К тому времени, как «Автоботы», преодолев ураганный ветер, от которого у меня аж вибрировала кожа на лице, передали меня в руки других рейнджеров, ожидающих на борту, картинка перед моими глазами уже сделалась смазанной, а звуки в ушах — приглушенными. Нанокапсулы с транквилизаторами, которые вкололи мне внутримышечно, по-видимому, сразу же активировались и уже начинали действовать.

— Давайте его сюда! Пристегните как следует! — велел чей-то командный голос.

Я не сопротивлялся, когда две или три пары крепких рук приняли меня, затащили на борт и довольно грубо водрузили всем телом на твердую поверхность авиационной медицинской кушетки. Дверь десантного отсека сразу же закрылась, резко уменьшив количество света внутри. Рев двигателей и вибрация усилились, возвещая о том, что корабль готовится к взлету.

Я почувствовал, как кто-то защелкнул металлические браслеты на моих щиколотках, а кто-то другой — разомкнул мои наручники, лишь для того, чтобы секунду спустя заковать запястья в такие же браслеты, как те, что были на щиколотках, растянув меня по кушетке, как на голгофе.

— Спасибо. Дальше я о нем позабочусь, — произнес мягкий мужской голос, не похожий на голос военного.

Я открыл было рот, чтобы спросить, что происходит — на мое лицо плотно легла кислородная маска. Руки и ноги, закованные в браслеты инстинктивно дернулись и напряглись. Я протестующе замычал и задергал головой, но кто-то тут же схватил ее руками и зафиксировал. Частота дыхания и пульс на краткий миг взлетели — но тут же начали замедляться.

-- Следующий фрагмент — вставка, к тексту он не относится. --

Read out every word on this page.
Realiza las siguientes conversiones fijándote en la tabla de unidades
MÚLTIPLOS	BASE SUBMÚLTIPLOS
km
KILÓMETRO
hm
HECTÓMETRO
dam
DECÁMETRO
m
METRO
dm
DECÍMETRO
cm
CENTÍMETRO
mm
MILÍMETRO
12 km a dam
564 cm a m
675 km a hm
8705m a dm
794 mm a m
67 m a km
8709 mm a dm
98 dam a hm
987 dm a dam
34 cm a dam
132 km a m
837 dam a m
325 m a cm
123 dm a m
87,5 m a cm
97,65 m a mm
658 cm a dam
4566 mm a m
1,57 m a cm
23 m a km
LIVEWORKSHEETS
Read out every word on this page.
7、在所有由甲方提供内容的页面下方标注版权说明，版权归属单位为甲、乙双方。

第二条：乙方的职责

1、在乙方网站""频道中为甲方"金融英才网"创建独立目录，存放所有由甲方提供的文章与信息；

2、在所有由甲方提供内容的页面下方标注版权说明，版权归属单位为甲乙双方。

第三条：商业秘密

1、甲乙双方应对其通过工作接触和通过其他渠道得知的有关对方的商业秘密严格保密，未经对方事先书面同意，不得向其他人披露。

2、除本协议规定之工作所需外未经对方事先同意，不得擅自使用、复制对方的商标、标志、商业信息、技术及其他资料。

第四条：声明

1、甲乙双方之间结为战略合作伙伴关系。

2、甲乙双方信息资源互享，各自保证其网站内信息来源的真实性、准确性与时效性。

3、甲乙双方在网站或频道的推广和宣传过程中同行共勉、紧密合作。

— Спокойно, — прошептал у меня над ухом все тот же голос — мягкий, но без добродушия — словно у ученого, успокаивающего лабораторную крыску, перед тем как уколоть ей какую-то дрянь. — Еще пара секунд — и ты уснешь.

Последнее что я почувствовал перед тем, как окончательно отключиться, — перепад давления от того, что корабль поднимается в воздух.



§ 40


Когда я очнулся, то мое тело находилось в сидячем положении. Я ощущал сухость во рту и тяжесть в голове, словно с похмелья. Мои запястья и щиколотки были прикованы к тяжелому, привинченному к полу креслу.

Проморгавшись, я оглядел контуры помещения. Окон здесь не было. Стены, пол и потолок из голого серого бетона были освещены яркой лампой дневного света на потолке. Единственная тяжелая металлическая дверь с запорным механизмом вентильного типа, словно на субмарине, была плотно закрыта. Напротив моего кресла стоял столик со стульчиком, за которым никто не сидел.

— Он очнулся. Так точно, — раздался настороженный мужской голос вместе с шипением рации.

Голос принадлежал стоящему в углу помещения рейнджеру с погонами сержанта в полной боевой экипировке, с висящей напротив груди штурмовой винтовкой. Его глаз было не разглядеть из-за шлема с тонированными очками, но рот был насуплен так сурово, а мышцы — так ощутимо напряжены, словно он был готов пустить мне пулю между глаз за любой неправильный чих. Судя по тихому покашливанию и шарканью ног у меня за спиной, там находился как минимум еще один такой же.

— Где я? — спросил я у рейнджера, едва ворочая пересушенным языком.

— А-ну заткнись! — угрожающе велел мне тот.

Облизав губы, я рискнул все же озвучить еще одну просьбу:

— Не дадите мне глоток воды?

— Ты что, не понял?! — еще более гневным тоном вскричал рейнджер, красноречивым движением пальца двигая рычажок на винтовке в положение, в котором он мог воспользоваться подствольным электрошокером.

Я кивнул, признавая за ним право устанавливать правила. Этот парень выглядел и говорил так, словно только и ждал удачного повода, чтобы меня покалечить или прикончить. Возможно, это впечатление не было обманчивым — ведь он входил в подразделение, подчиняющееся Окифоре, который едва ли желал мне долгих лет жизни.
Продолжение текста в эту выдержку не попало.